Tendo como ponto de partida as inúmeras imagens disponibilizadas pela NASA ou até mesmo os universos recriados nos inúmeros filmes de ficção científica, Mischa Rozema adapta-os e recria a sua própria concepção do universo libertando a nossa mente para o desconhecido e obtendo deles novas perspectivas e pontos de vista como, por exemplo, o nascimento e morte de uma estrela que aqui podemos testemunhar não a partir de factos cientificamente comprovados mas sim pela ideia recriada que o realizador pretende transmitir e, ao mesmo tempo, estabelecendo ainda uma relação com o disco dourado enviado na missão espacial com as respectivas mensagens e imagens da Terra na hipótese de serem captadas por alguma forma de vida inteligente ainda desconhecida, assim como estabelece relação com as referidas etapas que o próprio ser humano atravessa diariamente.

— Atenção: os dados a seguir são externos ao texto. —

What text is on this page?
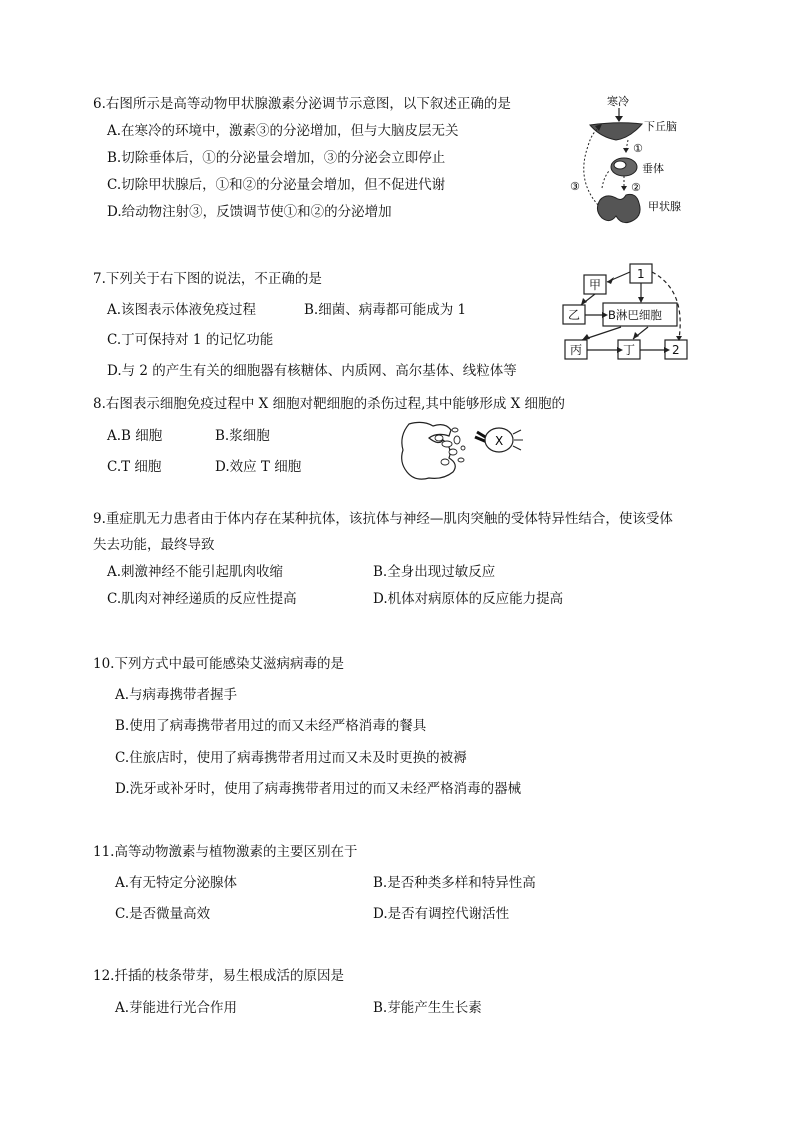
6.右图所示是高等动物甲状腺激素分泌调节示意图，以下叙述正确的是
A.在寒冷的环境中，激素③的分泌增加，但与大脑皮层无关
B.切除垂体后，①的分泌量会增加，③的分泌会立即停止
C.切除甲状腺后，①和②的分泌量会增加，但不促进代谢
D.给动物注射③，反馈调节使①和②的分泌增加
寒冷
下丘脑
①
垂体
②
甲状腺
③
7.下列关于右下图的说法，不正确的是
A.该图表示体液免疫过程	B.细菌、病毒都可能成为 1
C.丁可保持对 1 的记忆功能
D.与 2 的产生有关的细胞器有核糖体、内质网、高尔基体、线粒体等
甲
1
乙 B淋巴细胞
丙	丁	2
8.右图表示细胞免疫过程中 X 细胞对靶细胞的杀伤过程,其中能够形成 X 细胞的
A.B 细胞	B.浆细胞
C.T 细胞	D.效应 T 细胞
X
9.重症肌无力患者由于体内存在某种抗体，该抗体与神经—肌肉突触的受体特异性结合，使该受体
失去功能，最终导致
A.刺激神经不能引起肌肉收缩	B.全身出现过敏反应
C.肌肉对神经递质的反应性提高	D.机体对病原体的反应能力提高
10.下列方式中最可能感染艾滋病病毒的是
A.与病毒携带者握手
B.使用了病毒携带者用过的而又未经严格消毒的餐具
C.住旅店时，使用了病毒携带者用过而又未及时更换的被褥
D.洗牙或补牙时，使用了病毒携带者用过的而又未经严格消毒的器械
11.高等动物激素与植物激素的主要区别在于
A.有无特定分泌腺体	B.是否种类多样和特异性高
C.是否微量高效	D.是否有调控代谢活性
12.扦插的枝条带芽，易生根成活的原因是
A.芽能进行光合作用	B.芽能产生生长素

Para recriar estes brilhantes momentos de puro deleite visual que servem, no fundo, como uma homenagem a todas as memórias de espaços e de pessoas que amamos e que pretendemos para sempre recordar, há que agradecer a uma fantástica equipa de efeitos especiais visuais composta por Ivor Goldberg, Chris Staves, Matthijs Joor, Jeroen Aerts, Marti Pujol, Silke Finger, Mariusz Kolodziejczak, Dieuwer Feldbrugge, Cara To e Jurriën Boogert que são acompanhadas por uma emocionante música original de Guy Amitai que nos eleva o espírito e que homenageiam Arjan Groot, designer holandês que morreu de doença prolongada, revelando que por muito breve que seja a passagem pela Terra (e Universo), todos deixam a sua pequena marca.
Uma curta-metragem diferente, por vezes quase psicadélica, mas que é ao mesmo tempo profundamente emotiva e cumpre uma certa missão de nos fazer pensar sobre o nosso pequen (grande) lugar num Universo que é tão apelativa como desconhecido.